BANKS: The U.S. Justice Department calls for capital controls in America, reports WSJ. "The U.S. Justice Department's criminal head said banks may need to go beyond filing suspicious activity reports when they encounter a risky customer. We encourage those institutions to consider whether to take more action: specifically, to alert law enforcement authorities about the problem. A tip-off from a bank about a suspicious customer could lead law enforcement to seize funds or start an investigation."

This is Major Risk #20, covered in the book DON'T BANK ON IT!, which says ... "Banks increasingly are resisting and refusing depositor requests for large withdrawals, much as would happen under government 'capital controls.' To most Americans, it seems incredible that your bank would refuse to let you withdraw your own money. We challenged them, as we challenge you right now ... test this. Go to your bank where the tellers are always friendly and say you want to withdraw $5,000, $10,000 or $15,000 from your account in cash. What others we challenged have told us, in astonishment, is that their bank refused while asking why they wanted the money.
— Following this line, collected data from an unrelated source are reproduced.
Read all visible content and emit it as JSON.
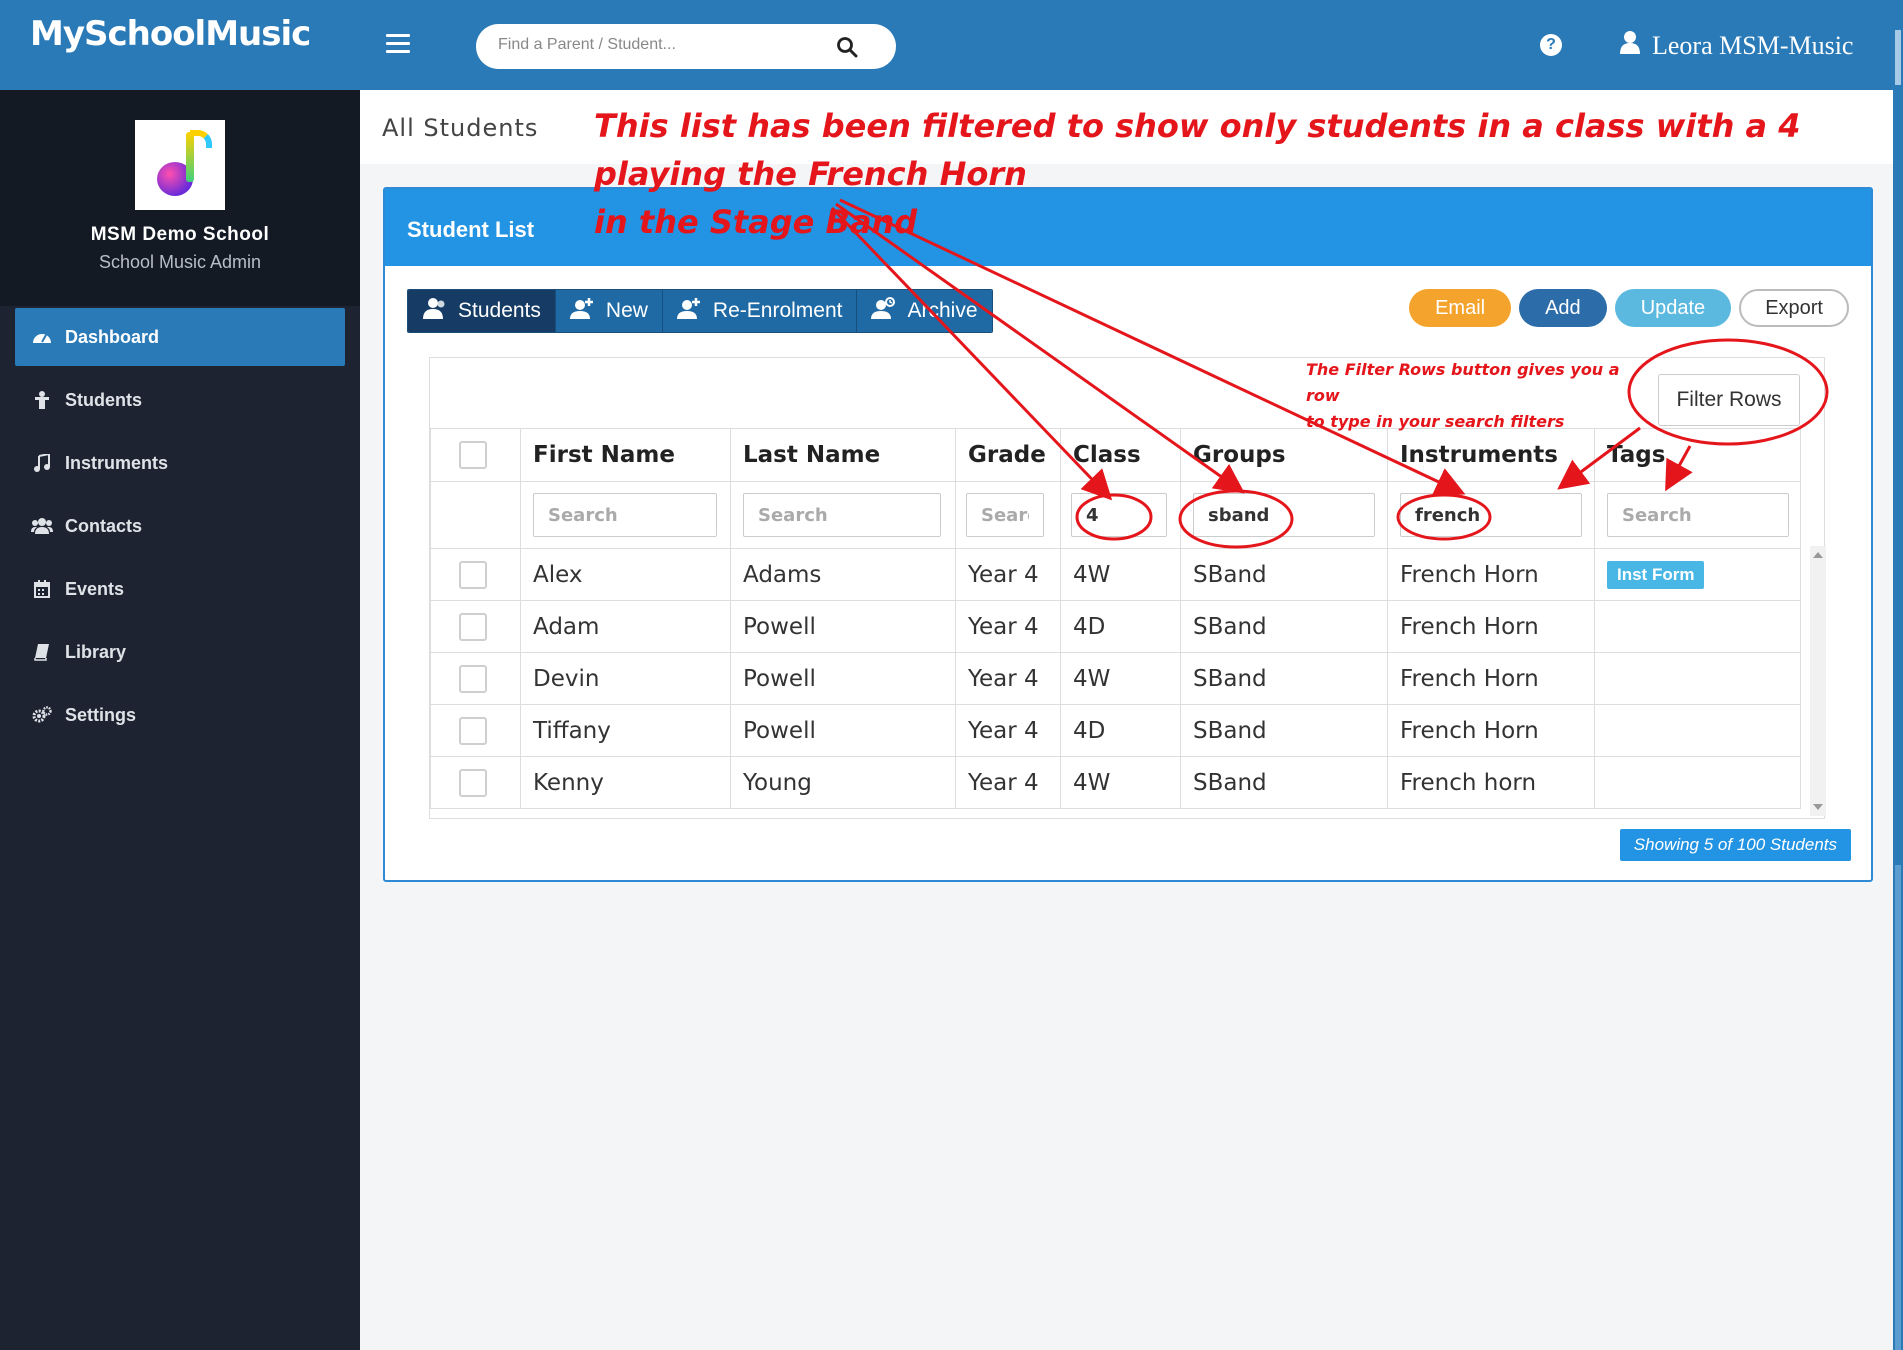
{
  "header": {
    "logo_text": "MySchoolMusic",
    "search_placeholder": "Find a Parent / Student...",
    "user_name": "Leora MSM-Music"
  },
  "sidebar": {
    "school_name": "MSM Demo School",
    "school_role": "School Music Admin",
    "items": [
      {
        "label": "Dashboard",
        "icon": "dashboard-icon",
        "active": true
      },
      {
        "label": "Students",
        "icon": "student-icon"
      },
      {
        "label": "Instruments",
        "icon": "music-note-icon"
      },
      {
        "label": "Contacts",
        "icon": "contacts-icon"
      },
      {
        "label": "Events",
        "icon": "calendar-icon"
      },
      {
        "label": "Library",
        "icon": "book-icon"
      },
      {
        "label": "Settings",
        "icon": "gears-icon"
      }
    ]
  },
  "page": {
    "title": "All Students"
  },
  "panel": {
    "title": "Student List",
    "tabs": [
      "Students",
      "New",
      "Re-Enrolment",
      "Archive"
    ],
    "buttons": {
      "email": "Email",
      "add": "Add",
      "update": "Update",
      "export": "Export"
    },
    "filter_rows_label": "Filter Rows",
    "columns": [
      "First Name",
      "Last Name",
      "Grade",
      "Class",
      "Groups",
      "Instruments",
      "Tags"
    ],
    "filters": {
      "first_name": "",
      "last_name": "",
      "grade": "",
      "class": "4",
      "groups": "sband",
      "instruments": "french",
      "tags": ""
    },
    "filter_placeholder": "Search",
    "grade_placeholder": "Searc",
    "rows": [
      {
        "first": "Alex",
        "last": "Adams",
        "grade": "Year 4",
        "class": "4W",
        "groups": "SBand",
        "instrument": "French Horn",
        "tag": "Inst Form"
      },
      {
        "first": "Adam",
        "last": "Powell",
        "grade": "Year 4",
        "class": "4D",
        "groups": "SBand",
        "instrument": "French Horn",
        "tag": ""
      },
      {
        "first": "Devin",
        "last": "Powell",
        "grade": "Year 4",
        "class": "4W",
        "groups": "SBand",
        "instrument": "French Horn",
        "tag": ""
      },
      {
        "first": "Tiffany",
        "last": "Powell",
        "grade": "Year 4",
        "class": "4D",
        "groups": "SBand",
        "instrument": "French Horn",
        "tag": ""
      },
      {
        "first": "Kenny",
        "last": "Young",
        "grade": "Year 4",
        "class": "4W",
        "groups": "SBand",
        "instrument": "French horn",
        "tag": ""
      }
    ],
    "showing_text": "Showing 5 of 100 Students"
  },
  "annotations": {
    "main_line1": "This list has been filtered to show only students in a class with a 4 playing the French Horn",
    "main_line2": "in the Stage Band",
    "filter_note_line1": "The Filter Rows button gives you a row",
    "filter_note_line2": "to type in your search filters",
    "color": "#e4161b"
  },
  "colors": {
    "topbar": "#2a7ab7",
    "sidebar": "#1d2330",
    "panel_header": "#2393e3",
    "email": "#f4a32c",
    "add": "#2c6ca9",
    "update": "#5bb9e0"
  }
}
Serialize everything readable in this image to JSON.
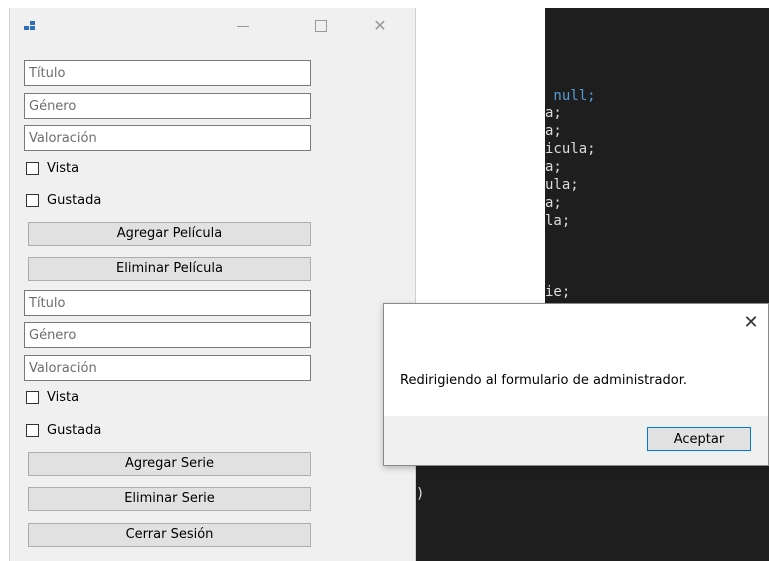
{
  "window": {
    "title": "",
    "minimize_glyph": "—",
    "close_glyph": "✕",
    "accent": "#2d6fbd"
  },
  "movies": {
    "title_placeholder": "Título",
    "genre_placeholder": "Género",
    "rating_placeholder": "Valoración",
    "watched_label": "Vista",
    "liked_label": "Gustada",
    "add_label": "Agregar Película",
    "delete_label": "Eliminar Película"
  },
  "series": {
    "title_placeholder": "Título",
    "genre_placeholder": "Género",
    "rating_placeholder": "Valoración",
    "watched_label": "Vista",
    "liked_label": "Gustada",
    "add_label": "Agregar Serie",
    "delete_label": "Eliminar Serie"
  },
  "logout_label": "Cerrar Sesión",
  "code": {
    "lines": [
      " null;",
      "a;",
      "a;",
      "icula;",
      "a;",
      "ula;",
      "a;",
      "la;",
      "ie;"
    ],
    "brace": ")"
  },
  "dialog": {
    "message": "Redirigiendo al formulario de administrador.",
    "ok_label": "Aceptar",
    "close_glyph": "✕",
    "accent": "#0078d7"
  }
}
In many banks the tellers and assistant managers appear to have been trained in techniques of putting such customers on the defensive by insisting that they justify such a withdrawal."

Meanwhile, Fox News reports, Congress is launching hearings on complaints from businesses targeted by 'Operation Choke Point' ... "Banks and other financial institutions were reportedly pressured to cut off accounts for targeted businesses. This included gun stores, casinos, tobacco distributors, short-term lenders and other businesses. the FDIC put out a list of 30 high-risk businesses, but that list has since been rescinded. The U.S. Consumer Coalition claimed taking down that list only removed a guideline, and without a specific list of businesses, the subjectivity of who gets targeted was increased." ['Operation Choke Point' is also covered on pages 156-157 in DON'T BANK ON IT!]
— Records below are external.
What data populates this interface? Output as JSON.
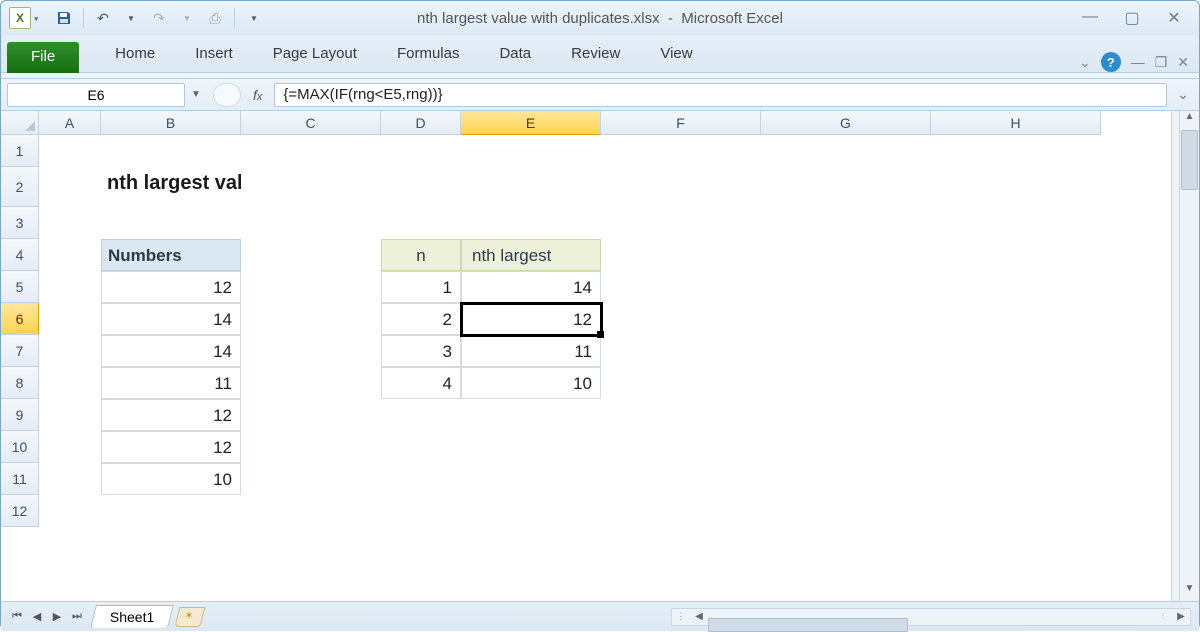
{
  "app": {
    "title_doc": "nth largest value with duplicates.xlsx",
    "title_app": "Microsoft Excel"
  },
  "qat": {
    "excel_letter": "X"
  },
  "ribbon": {
    "file": "File",
    "tabs": [
      "Home",
      "Insert",
      "Page Layout",
      "Formulas",
      "Data",
      "Review",
      "View"
    ]
  },
  "namebox": "E6",
  "formula": "{=MAX(IF(rng<E5,rng))}",
  "columns": [
    "A",
    "B",
    "C",
    "D",
    "E",
    "F",
    "G",
    "H"
  ],
  "rows": [
    "1",
    "2",
    "3",
    "4",
    "5",
    "6",
    "7",
    "8",
    "9",
    "10",
    "11",
    "12"
  ],
  "selected": {
    "col": "E",
    "row": "6"
  },
  "sheet": {
    "title": "nth largest value with duplicates",
    "numbers_header": "Numbers",
    "numbers": [
      "12",
      "14",
      "14",
      "11",
      "12",
      "12",
      "10"
    ],
    "n_header": "n",
    "nth_header": "nth largest",
    "n_values": [
      "1",
      "2",
      "3",
      "4"
    ],
    "nth_values": [
      "14",
      "12",
      "11",
      "10"
    ]
  },
  "tabs": {
    "sheet1": "Sheet1"
  }
}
DEBT: "The world's next credit crunch could make 2008 look like a hiccup," according to the Telegraph. "A solar eclipse, a super moon, the FTSE 100 breaching 7,000 and the US Federal Reserve speaking in tongues - truly some kind of financial apocalypse must be nigh. Let’s say that US interest rates do rise sooner and faster than the market expects. That means bond prices, which always move in the opposite direction to yields, will plummet. US Treasury bonds are like a mountain guide to which most other global securities are roped - if they fall, they take everything else with them. Who will get hurt? Everyone. But it’ll likely be the world’s banks, where even little mistakes can create big problems, that suffer the most pain."